Обрывочные фразы, мимолетные рукопожатия, долгие объятия. Они словно блуждали впотьмах в поисках двери, которую не удавалось нащупать. Был вабыт какой-то простой секрет, и они мучительно пытались вспомнить его.
Может, просто отвыкли друг от друга?
Дверь, ключ, секрет. Между ними словно бы возникла жесткая перегородка. Как идеально упругие шарики, с помощью которых на лекциях в Технологическом объясняли поведение газов и жидкостей, они приближались друг к другу, отталкивались, снова сближались. Что-то произошло за время разлуки: они вышли из поля сил взаимного притяжения, научились обходиться друг без друга, перестали бытъ одним целым.
Долгие совместные прогулки утомляли его. Он все чаще ловил себя на мысли, что хочет остаться один.

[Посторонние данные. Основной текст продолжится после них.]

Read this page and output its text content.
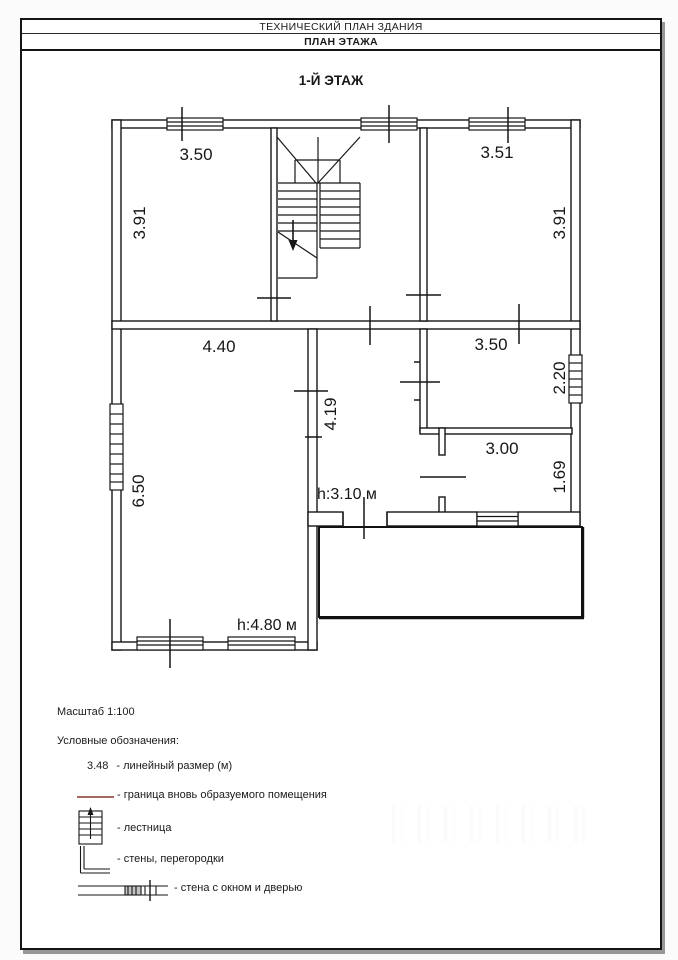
ТЕХНИЧЕСКИЙ ПЛАН ЗДАНИЯ
ПЛАН ЭТАЖА
1-Й ЭТАЖ
3.50
3.91
3.51
3.91
4.40	3.50
2.20
4.19
6.50	h:3.10 м
3.00
1.69
h:4.80 м
Масштаб 1:100
Условные обозначения:
3.48 - линейный размер (м)
- граница вновь образуемого помещения
- лестница
- стены, перегородки
- стена с окном и дверью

— Лиза, милая, может, вернемся?
Пустые, незначительные, поверхностные какие-то слова, а там, на дне души, осела тяжелая, непроходящая усталость. Он впервые познал это чувство, которое пришло на смену почти беспечной легкости.
Ночами они подолгу молча лежали рядом с открытыми глазами. Каждый сам по себе. Все желания были задавлены, погашены.
— Ты меня больше не любишь, Богданчик?
Он смеялся, целовал ее в шею, тыкался бородой в плечо. Утром, открыв глаза, видел полный свет за окном, и на какое-то мгновение завеса, отделяющая его от прежнего, дотюремного восприятия жизни, чуть приподнималась. Пытаясь нырнуть в образовавшуюся щель, он всякий раз натыкался на непреодолимое препятствие и после бесплодных попыток чувствовал себя еще более опустошенным.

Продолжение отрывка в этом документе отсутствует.